From: Roger Greenway, ENN
Published July 24, 2010 09:48 AM

New NOAA Analysis Gives Further Clues about Location and Movement of Subsurface Oil in Gulf – and how little of it there is

Remember the debate about the subsurface "plumes" or oil released by the leaking BP well in the Gulf of Mexico? A new report released by the National Oceanic and Atmospheric Administration (NOAA), the U.S. Environmental Protection Agency (EPA) and the White House Office of Science and Technology Policy about subsurface oil monitoring in the Gulf of Mexico contains preliminary data collected at 227 sampling stations extending from one to 52 kilometers from the Deepwater Horizon/BP wellhead.

The data shows that the movement of subsurface oil is consistent with ocean currents and that the concentrations continue to be more diffuse as you move away from the source of the leak.

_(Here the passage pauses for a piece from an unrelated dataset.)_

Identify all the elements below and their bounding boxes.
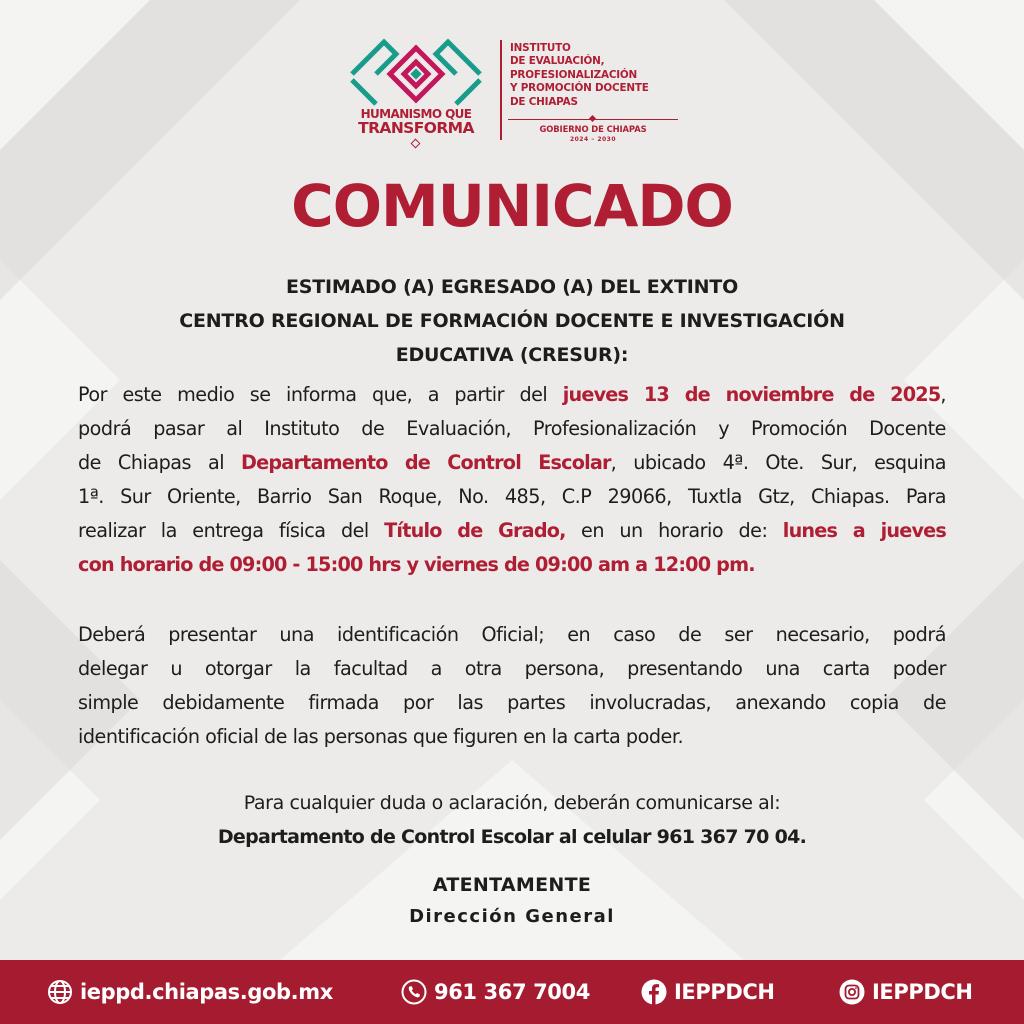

This confirms the findings of the previous report.


The report comes from the Joint Analysis Group (JAG), which is comprised of the afore mentioned agencies and was established to facilitate cooperation and coordination among the best scientific minds across the government and provide a coordinated analysis of information related to subsea monitoring in the Gulf of Mexico.

The JAG report contains data analysis of fluorometric measurements and comments on the methods used to monitor dissolved oxygen levels. Data were collected on the R/V Brooks McCall, R/V Ocean Veritas, R/V Walton Smith, NOAA Ship Thomas Jefferson and NOAA Ship Gordon Gunter between May 19 and June 19, 2010. The fluorometric data provide additional information on the likely presence of sub-surface oil and its location in the water column. The report indicates that subsurface oil concentrations are highest near the wellhead and become more diffuse farther away from the source.

Over the course of multiple research missions conducted in the last three months, scientists have employed and tested many techniques to better understand the extent of this unprecedented oil spill and have found fluorometric sampling to be useful to help identify the location and concentration of subsurface oil. Fluorometers use light waves to detect anomalies in the water column. Researchers deployed water sampling devices in areas where the anomalies were detected to collect samples which are undergoing chemical analysis in the labs to determine the actual levels of hydrocarbons present.

Conclusions based on the fluorometric data in the report include:

  • Fluorometry measurements show repeated signals between approximately 3,300 feet (1,000 meters) and 4,300 feet (1,300 meters) deep that are consistent with diffused oil in the water.
  • The fluorometric signal is strongest near the wellhead and decreases with distance, which is consistent with previous sampling.
  • Average fluorescence in the depths of interest – 3,300 feet and 4,300 feet – at sampled locations range from 4 to 7 parts per million (ppm). This estimated value is slightly higher than the laboratory-confirmed values previously reported by the JAG, which at their highest, near the wellhead, were approximately 1 to 2 ppm.
  • It is important to note that fluorescence techniques also detect other natural organic substances in the water, leading to the existence of a background level of fluorescence throughout the water column. This means that the measured fluorometer signal is not solely attributable to Deepwater Horizon/BP oil.
  • For the areas sampled, the fluorescence data indicate movement primarily west-southwest until June 2. In mid-June, fluorescence indicates movement toward the northeast within the Gulf. These movements are generally consistent with observed ocean currents in the area.

Image shows subsurface monitoring stations within 20 km of the Wellhead. Joint Analysis Group (JAG) Review of Preliminary Data to Examine Subsurface Oil In the Vicinity of MC252#1 May 19 to June 19, 2010.